Lúcifer no Jardim do Éden
É mister atentar para o relato sagrado sobre o desenrolar do conflito cósmico. A Bíblia não relata quando ocorreu a queda de Lúcifer, mas informa quanto às suas motivações e os elementos envolvidos na controvérsia. No livro de Ezequiel está retratada, na figura tipológica do rei de Tiro, contra quem e contra o que se voltou a rebelião luciferiana.

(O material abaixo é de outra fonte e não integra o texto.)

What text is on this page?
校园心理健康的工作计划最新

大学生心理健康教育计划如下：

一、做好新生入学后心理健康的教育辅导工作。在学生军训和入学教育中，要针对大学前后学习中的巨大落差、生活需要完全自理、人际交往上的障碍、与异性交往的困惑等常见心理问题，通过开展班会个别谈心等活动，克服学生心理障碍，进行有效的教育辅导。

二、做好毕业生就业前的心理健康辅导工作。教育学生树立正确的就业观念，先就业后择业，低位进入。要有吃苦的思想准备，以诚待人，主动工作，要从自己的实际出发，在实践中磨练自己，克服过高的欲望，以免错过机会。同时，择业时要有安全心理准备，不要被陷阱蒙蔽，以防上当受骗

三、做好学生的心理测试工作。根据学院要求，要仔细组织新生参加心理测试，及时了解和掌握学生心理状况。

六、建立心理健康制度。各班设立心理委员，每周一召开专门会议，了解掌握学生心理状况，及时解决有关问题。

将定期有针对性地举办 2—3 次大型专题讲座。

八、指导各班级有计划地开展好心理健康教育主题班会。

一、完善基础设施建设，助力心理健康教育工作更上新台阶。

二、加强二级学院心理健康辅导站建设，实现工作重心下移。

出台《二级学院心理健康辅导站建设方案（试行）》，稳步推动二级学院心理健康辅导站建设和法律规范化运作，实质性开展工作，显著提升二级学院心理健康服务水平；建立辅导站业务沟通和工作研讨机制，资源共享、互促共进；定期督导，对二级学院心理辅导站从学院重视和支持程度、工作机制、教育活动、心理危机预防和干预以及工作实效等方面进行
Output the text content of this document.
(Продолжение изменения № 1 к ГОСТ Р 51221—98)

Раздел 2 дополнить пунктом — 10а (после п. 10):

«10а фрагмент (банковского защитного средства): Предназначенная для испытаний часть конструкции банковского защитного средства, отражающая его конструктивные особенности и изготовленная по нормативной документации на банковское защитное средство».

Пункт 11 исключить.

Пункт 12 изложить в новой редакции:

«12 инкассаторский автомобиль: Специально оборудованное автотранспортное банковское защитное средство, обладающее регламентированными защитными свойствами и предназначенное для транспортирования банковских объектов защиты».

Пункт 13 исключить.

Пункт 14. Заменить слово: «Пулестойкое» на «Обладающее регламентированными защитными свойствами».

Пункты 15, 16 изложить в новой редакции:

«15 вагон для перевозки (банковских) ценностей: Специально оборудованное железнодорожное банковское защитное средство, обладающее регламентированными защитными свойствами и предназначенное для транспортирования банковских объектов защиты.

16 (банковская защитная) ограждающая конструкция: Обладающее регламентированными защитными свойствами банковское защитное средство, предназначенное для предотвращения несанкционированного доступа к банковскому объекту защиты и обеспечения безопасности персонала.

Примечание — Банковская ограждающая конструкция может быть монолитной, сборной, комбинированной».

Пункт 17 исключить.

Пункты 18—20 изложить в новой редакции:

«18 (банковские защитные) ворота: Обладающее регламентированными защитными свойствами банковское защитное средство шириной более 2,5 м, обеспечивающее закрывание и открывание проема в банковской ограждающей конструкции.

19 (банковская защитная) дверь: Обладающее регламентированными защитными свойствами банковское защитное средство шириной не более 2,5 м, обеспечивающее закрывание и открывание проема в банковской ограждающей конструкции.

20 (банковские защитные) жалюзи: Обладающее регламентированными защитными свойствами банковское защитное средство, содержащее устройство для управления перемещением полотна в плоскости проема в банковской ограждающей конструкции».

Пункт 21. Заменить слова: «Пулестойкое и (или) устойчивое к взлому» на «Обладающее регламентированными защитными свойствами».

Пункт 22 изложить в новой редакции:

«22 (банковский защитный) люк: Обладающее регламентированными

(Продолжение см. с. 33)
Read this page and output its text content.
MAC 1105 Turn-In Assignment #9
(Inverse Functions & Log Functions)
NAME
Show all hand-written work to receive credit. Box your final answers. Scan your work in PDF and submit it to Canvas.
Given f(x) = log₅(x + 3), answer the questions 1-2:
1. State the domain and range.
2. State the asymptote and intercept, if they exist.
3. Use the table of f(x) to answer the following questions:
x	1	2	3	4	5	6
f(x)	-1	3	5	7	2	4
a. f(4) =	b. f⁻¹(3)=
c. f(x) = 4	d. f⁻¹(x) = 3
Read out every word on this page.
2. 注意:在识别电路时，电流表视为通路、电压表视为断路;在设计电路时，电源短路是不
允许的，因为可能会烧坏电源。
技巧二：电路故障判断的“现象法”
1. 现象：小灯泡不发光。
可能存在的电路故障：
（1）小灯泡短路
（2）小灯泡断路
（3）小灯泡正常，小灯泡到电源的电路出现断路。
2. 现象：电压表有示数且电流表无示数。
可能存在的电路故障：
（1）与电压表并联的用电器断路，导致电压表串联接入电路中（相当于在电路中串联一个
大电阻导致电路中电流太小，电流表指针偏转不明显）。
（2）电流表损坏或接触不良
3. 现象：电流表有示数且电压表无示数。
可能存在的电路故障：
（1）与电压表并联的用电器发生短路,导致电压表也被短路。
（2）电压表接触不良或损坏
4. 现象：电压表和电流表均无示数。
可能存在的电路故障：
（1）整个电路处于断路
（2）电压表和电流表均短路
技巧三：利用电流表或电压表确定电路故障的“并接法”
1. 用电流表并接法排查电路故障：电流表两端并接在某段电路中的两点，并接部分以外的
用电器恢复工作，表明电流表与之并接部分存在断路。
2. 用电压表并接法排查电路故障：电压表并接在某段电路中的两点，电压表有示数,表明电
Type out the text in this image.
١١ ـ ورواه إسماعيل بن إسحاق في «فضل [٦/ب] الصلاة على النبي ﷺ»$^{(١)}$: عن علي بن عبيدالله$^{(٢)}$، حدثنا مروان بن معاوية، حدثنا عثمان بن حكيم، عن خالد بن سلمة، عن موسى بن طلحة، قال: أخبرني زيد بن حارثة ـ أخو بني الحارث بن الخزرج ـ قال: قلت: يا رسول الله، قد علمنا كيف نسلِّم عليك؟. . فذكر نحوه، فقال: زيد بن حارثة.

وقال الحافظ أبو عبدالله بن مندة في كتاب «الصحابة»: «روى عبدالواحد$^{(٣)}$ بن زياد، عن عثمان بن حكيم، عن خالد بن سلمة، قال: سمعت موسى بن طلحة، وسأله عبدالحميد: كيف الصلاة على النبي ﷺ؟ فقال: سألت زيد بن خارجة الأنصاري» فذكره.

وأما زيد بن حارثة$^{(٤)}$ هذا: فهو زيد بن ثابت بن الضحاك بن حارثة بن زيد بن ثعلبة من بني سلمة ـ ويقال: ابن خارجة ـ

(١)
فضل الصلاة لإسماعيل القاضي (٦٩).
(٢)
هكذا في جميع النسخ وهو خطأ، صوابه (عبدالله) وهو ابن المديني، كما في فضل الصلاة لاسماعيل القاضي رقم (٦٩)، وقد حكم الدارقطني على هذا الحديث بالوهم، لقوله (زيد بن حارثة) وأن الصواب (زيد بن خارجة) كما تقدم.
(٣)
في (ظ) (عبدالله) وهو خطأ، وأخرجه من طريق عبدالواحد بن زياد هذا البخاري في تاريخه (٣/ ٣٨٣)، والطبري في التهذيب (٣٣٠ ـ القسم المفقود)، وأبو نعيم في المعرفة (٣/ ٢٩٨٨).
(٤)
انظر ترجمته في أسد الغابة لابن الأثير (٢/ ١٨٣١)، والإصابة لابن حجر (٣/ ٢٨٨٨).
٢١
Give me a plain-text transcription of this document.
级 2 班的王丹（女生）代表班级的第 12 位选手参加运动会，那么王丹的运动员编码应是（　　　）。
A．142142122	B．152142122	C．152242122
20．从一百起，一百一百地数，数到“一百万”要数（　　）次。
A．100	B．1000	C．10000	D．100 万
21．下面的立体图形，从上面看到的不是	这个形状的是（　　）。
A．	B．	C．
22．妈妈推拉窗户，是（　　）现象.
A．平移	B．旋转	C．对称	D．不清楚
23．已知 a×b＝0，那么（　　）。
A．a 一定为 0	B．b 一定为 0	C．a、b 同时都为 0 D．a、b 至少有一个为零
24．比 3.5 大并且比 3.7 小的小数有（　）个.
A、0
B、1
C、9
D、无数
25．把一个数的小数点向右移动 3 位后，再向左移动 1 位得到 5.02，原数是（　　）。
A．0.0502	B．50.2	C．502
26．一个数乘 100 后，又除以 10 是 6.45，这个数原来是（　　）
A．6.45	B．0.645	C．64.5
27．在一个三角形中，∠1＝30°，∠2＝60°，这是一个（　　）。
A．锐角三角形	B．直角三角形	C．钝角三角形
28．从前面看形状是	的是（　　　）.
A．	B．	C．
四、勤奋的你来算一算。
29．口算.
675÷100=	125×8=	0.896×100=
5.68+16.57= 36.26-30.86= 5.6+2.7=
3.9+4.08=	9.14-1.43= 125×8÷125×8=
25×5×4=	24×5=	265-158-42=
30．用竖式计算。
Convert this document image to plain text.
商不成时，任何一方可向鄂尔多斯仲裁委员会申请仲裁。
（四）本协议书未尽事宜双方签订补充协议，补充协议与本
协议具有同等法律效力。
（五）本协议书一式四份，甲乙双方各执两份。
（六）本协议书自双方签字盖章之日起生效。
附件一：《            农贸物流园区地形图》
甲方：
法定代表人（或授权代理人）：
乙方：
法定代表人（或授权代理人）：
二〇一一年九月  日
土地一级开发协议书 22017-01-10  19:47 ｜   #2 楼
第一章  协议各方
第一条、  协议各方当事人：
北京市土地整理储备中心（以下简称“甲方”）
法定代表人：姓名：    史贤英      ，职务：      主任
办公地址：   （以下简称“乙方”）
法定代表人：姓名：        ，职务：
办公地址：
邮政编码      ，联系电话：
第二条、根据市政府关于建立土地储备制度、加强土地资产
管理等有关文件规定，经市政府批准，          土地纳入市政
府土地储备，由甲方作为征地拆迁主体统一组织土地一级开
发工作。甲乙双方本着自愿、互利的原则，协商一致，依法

O profeta descreve o surgimento, o amadurecimento e a consumação da rebelião:
Estavas no Éden, jardim de Deus; de todas as pedras preciosas te cobrias: o sárdio, o topázio, o diamante, o berilo, o ônix, o jaspe, a safira, o carbúnculo e a esmeralda; de ouro se te fizeram os engastes e os ornamentos; no dia em que foste criado, foram eles preparados. Tu eras querubim da guarda ungido, e te estabeleci; permanecias no monte santo de Deus, no brilho das pedras andavas. Perfeito eras nos teus caminhos, desde o dia em que foste criado até que se achou iniqüidade em ti. Na multiplicação do teu comércio, se encheu o teu interior de violência, e pecaste; pelo que te lançarei, profanado, fora do monte de Deus e te farei perecer, ó querubim da guarda, em meio ao brilho das pedras. Elevou-se o teu coração por causa da tua formosura, corrompeste a tua sabedoria por causa do teu resplendor; lancei-te por terra, diante dos reis te pus, para que te contemplem. Pela multidão das tuas iniqüidades, pela injustiça do teu comércio, profanaste os teus santuários; eu, pois, fiz sair do meio de ti um fogo, que te consumiu, e te reduzi a cinzas sobre a terra, aos olhos de todos os que te contemplam. Todos os que te conhecem entre os povos estão espantados de ti; vens a ser objeto de espanto e jamais subsistirás.[1]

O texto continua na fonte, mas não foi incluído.